Guatemala and Honduras, together with El Salvador, form Central America's so-called "Northern Triangle," a region plagued by drug and gang violence. Honduras has seen especially high rates of violence, with already rising homicides shooting up after a 2009 coup that plunged the country into political and social turmoil, making room for organized crime to flourish. 

SEE ALSO: Honduras News and Profiles

While the apparent drops in homicides are promising signs, there are often discrepancies between official and independent murder counts. Murder reductions are good publicity, and the heads of state are thus likely to highlight the most favorable statistics available.
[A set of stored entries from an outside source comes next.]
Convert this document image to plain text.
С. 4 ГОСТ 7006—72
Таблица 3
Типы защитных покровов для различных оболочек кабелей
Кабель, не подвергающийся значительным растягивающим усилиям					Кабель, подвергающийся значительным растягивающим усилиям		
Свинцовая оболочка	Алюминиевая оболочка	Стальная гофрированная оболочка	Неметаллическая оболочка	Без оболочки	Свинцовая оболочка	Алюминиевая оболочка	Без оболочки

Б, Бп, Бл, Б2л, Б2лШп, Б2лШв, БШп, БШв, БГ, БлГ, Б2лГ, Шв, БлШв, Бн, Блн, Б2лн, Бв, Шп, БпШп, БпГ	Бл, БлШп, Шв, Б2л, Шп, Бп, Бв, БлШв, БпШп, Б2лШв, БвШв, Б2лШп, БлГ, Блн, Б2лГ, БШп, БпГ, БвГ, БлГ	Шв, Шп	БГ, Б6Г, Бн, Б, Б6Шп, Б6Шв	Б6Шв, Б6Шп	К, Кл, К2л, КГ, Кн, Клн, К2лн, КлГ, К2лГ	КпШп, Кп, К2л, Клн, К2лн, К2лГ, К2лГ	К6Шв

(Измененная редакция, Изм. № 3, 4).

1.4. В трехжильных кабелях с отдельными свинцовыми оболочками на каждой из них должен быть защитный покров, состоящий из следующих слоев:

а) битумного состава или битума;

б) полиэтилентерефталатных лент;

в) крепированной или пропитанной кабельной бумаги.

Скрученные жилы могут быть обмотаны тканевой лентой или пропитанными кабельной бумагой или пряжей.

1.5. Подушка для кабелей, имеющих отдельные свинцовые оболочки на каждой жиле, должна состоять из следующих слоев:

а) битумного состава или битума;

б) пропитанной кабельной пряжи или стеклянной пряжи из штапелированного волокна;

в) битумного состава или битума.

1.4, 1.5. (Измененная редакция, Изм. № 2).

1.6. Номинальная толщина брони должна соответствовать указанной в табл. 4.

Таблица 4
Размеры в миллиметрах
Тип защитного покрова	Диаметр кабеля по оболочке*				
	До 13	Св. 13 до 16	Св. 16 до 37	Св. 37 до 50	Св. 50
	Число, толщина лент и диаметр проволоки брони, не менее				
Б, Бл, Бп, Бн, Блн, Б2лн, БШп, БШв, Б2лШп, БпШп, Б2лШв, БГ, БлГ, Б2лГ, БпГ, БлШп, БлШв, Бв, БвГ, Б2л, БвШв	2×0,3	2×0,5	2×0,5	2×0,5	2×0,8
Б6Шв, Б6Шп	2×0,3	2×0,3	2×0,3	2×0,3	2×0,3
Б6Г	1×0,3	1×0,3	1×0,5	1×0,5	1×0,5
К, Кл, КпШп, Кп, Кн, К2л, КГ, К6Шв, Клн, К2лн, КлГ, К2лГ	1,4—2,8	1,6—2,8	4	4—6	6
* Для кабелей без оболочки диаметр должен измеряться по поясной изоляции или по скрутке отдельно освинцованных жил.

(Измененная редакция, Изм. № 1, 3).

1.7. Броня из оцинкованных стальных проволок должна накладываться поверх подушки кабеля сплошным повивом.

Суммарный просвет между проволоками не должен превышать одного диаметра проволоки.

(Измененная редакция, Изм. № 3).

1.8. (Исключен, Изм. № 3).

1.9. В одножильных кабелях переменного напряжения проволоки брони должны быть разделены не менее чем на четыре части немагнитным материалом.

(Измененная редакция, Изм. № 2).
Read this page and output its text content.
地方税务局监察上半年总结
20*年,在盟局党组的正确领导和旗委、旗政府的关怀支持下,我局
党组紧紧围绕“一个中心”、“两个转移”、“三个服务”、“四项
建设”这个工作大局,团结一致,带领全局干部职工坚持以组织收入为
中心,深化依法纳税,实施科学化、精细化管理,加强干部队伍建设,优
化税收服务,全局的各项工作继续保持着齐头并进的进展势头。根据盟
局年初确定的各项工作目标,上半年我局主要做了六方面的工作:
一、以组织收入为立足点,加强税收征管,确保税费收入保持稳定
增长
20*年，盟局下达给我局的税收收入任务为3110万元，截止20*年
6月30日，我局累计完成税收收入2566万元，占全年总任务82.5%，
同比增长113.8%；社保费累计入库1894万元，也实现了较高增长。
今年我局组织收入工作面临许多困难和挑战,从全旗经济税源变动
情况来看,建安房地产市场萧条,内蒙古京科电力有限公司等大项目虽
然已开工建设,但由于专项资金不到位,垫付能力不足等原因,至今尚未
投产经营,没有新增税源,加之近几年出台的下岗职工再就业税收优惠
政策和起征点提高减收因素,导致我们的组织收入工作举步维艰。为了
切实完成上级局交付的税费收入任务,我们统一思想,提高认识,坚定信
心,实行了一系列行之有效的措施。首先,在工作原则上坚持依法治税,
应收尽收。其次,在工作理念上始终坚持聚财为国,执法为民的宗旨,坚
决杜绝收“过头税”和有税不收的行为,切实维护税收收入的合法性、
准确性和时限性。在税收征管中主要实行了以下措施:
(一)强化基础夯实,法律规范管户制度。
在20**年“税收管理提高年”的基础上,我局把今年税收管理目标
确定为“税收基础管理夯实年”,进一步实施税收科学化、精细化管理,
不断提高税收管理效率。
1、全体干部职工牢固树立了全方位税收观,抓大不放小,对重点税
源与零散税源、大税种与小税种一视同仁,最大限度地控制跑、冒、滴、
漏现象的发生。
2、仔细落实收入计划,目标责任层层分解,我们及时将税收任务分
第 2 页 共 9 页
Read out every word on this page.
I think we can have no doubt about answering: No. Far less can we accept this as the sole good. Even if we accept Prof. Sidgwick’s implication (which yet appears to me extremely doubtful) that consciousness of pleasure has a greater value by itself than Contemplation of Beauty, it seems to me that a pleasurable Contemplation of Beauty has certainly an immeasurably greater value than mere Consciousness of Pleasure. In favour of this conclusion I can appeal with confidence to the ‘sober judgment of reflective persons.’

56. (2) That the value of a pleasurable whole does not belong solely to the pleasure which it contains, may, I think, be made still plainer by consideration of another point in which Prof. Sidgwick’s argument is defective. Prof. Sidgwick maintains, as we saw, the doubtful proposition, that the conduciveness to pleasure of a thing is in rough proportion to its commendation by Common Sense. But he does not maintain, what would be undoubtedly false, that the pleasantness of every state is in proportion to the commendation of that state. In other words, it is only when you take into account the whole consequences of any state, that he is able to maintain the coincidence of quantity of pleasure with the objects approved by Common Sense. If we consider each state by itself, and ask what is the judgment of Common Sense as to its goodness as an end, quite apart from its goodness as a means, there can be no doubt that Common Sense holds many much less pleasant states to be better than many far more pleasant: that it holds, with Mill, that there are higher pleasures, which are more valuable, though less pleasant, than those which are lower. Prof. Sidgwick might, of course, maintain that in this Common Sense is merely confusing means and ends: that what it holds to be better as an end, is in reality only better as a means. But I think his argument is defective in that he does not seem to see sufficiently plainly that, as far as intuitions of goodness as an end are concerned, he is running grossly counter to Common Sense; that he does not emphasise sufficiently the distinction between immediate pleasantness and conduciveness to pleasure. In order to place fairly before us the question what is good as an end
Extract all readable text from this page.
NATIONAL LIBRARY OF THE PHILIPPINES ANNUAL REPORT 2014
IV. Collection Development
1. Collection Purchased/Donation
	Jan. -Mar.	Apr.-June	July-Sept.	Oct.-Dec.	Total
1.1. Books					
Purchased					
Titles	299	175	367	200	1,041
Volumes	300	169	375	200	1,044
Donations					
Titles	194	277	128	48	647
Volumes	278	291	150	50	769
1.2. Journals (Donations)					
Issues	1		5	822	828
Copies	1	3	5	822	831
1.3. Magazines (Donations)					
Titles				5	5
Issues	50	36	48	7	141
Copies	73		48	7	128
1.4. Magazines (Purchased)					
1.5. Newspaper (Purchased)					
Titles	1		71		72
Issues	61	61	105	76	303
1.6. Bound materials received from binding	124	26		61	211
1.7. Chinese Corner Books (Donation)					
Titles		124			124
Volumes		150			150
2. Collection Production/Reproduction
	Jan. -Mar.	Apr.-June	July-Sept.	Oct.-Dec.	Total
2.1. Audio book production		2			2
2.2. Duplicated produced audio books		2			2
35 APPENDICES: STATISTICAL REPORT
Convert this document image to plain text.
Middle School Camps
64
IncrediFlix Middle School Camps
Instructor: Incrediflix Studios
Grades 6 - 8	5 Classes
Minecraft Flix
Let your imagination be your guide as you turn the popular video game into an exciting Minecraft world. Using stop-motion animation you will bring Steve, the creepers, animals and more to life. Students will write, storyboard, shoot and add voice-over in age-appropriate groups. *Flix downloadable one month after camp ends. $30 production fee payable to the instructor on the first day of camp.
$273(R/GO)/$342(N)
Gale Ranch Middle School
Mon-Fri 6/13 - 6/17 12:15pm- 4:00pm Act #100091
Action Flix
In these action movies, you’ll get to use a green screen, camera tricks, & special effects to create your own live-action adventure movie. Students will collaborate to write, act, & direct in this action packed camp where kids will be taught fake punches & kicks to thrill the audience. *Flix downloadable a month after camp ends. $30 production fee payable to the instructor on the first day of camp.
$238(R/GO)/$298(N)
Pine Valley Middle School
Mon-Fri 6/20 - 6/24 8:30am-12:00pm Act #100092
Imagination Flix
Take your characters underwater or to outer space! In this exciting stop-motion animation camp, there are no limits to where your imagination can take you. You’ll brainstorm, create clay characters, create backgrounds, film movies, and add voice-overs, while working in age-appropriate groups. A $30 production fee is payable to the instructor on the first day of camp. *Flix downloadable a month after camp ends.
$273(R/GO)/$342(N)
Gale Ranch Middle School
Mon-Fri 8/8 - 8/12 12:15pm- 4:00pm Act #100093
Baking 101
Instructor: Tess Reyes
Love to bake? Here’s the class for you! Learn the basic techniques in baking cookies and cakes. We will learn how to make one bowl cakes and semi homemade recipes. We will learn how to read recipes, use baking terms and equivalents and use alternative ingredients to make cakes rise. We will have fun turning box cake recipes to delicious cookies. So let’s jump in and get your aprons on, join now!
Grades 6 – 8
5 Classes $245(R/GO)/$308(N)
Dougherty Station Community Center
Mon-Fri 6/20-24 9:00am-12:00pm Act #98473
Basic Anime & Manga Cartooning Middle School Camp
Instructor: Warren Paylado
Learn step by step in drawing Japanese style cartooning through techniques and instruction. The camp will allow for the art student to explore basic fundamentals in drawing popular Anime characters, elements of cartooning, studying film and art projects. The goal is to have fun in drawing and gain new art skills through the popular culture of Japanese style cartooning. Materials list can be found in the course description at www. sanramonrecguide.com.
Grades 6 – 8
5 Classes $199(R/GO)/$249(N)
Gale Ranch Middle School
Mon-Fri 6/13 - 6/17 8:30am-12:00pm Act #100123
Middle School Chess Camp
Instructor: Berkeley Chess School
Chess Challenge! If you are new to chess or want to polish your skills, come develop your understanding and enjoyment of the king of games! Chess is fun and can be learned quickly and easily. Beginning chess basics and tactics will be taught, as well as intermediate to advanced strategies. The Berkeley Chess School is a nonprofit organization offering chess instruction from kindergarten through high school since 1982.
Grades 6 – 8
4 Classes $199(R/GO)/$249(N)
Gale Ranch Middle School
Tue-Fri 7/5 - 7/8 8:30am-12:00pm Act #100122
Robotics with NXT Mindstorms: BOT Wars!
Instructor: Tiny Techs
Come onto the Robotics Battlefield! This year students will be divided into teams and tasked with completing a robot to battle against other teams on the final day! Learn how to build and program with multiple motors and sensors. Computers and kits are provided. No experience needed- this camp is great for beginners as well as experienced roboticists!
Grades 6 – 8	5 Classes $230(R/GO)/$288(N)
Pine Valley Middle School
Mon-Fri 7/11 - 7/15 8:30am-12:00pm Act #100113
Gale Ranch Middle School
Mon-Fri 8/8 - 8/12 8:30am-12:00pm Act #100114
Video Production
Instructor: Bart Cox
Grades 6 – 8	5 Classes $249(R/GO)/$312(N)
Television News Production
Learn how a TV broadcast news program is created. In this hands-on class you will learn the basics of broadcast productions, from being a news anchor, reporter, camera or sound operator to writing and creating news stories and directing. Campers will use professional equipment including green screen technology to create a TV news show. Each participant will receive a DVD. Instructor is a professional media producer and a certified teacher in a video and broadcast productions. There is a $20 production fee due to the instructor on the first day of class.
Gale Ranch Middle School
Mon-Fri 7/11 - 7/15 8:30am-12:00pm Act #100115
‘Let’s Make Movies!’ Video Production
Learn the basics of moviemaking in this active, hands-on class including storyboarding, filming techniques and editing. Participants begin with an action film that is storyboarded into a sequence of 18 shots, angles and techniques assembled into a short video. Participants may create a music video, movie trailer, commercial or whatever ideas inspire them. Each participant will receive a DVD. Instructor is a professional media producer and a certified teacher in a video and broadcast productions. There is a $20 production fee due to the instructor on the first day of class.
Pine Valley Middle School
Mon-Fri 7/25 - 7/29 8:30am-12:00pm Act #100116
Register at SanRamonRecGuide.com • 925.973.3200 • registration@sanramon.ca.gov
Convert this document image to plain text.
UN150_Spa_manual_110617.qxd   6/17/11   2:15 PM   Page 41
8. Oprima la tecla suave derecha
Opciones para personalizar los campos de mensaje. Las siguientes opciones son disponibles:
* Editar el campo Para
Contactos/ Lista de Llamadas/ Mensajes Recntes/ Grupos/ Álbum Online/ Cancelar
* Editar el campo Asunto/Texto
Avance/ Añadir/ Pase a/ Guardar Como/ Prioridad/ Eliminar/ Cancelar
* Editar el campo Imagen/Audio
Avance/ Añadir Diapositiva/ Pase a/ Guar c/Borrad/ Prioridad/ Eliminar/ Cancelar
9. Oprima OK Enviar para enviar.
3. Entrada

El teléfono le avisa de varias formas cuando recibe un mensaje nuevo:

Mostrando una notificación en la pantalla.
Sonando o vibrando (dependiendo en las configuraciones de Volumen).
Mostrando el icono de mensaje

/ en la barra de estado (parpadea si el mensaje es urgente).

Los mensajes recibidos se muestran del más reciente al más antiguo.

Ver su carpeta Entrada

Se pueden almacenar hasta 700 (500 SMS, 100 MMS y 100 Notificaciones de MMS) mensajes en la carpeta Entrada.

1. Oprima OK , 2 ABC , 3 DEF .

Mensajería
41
Regardless of the extent to which murders have actually dropped, questions remain as to whether or not the security policies of Honduran President Juan Orlando Hernandez and his Guatemalan counterpart have been responsible for the decreases. A February article from Plaza Publica noted that homicides began falling in Guatemala three years before Perez Molina took office, and that subsequent drops could have as much to do with population growth as crime reduction strategies. 

There is also the issue of sustainability. Since entering office in late January, Hernandez has undertaken a hard-line campaign to battle violent crime, placing members of the new military police (PMOP) on the streets of national capital Tegucigalpa and violence capital San Pedro Sula and cutting cell phone signals in prisons to target extortion. Nonetheless, his detractors have criticized his so-called "iron fist" policies as short-sighted -- failing to address underlying institutional weakness and corruption -- and potentially damaging in the long-run.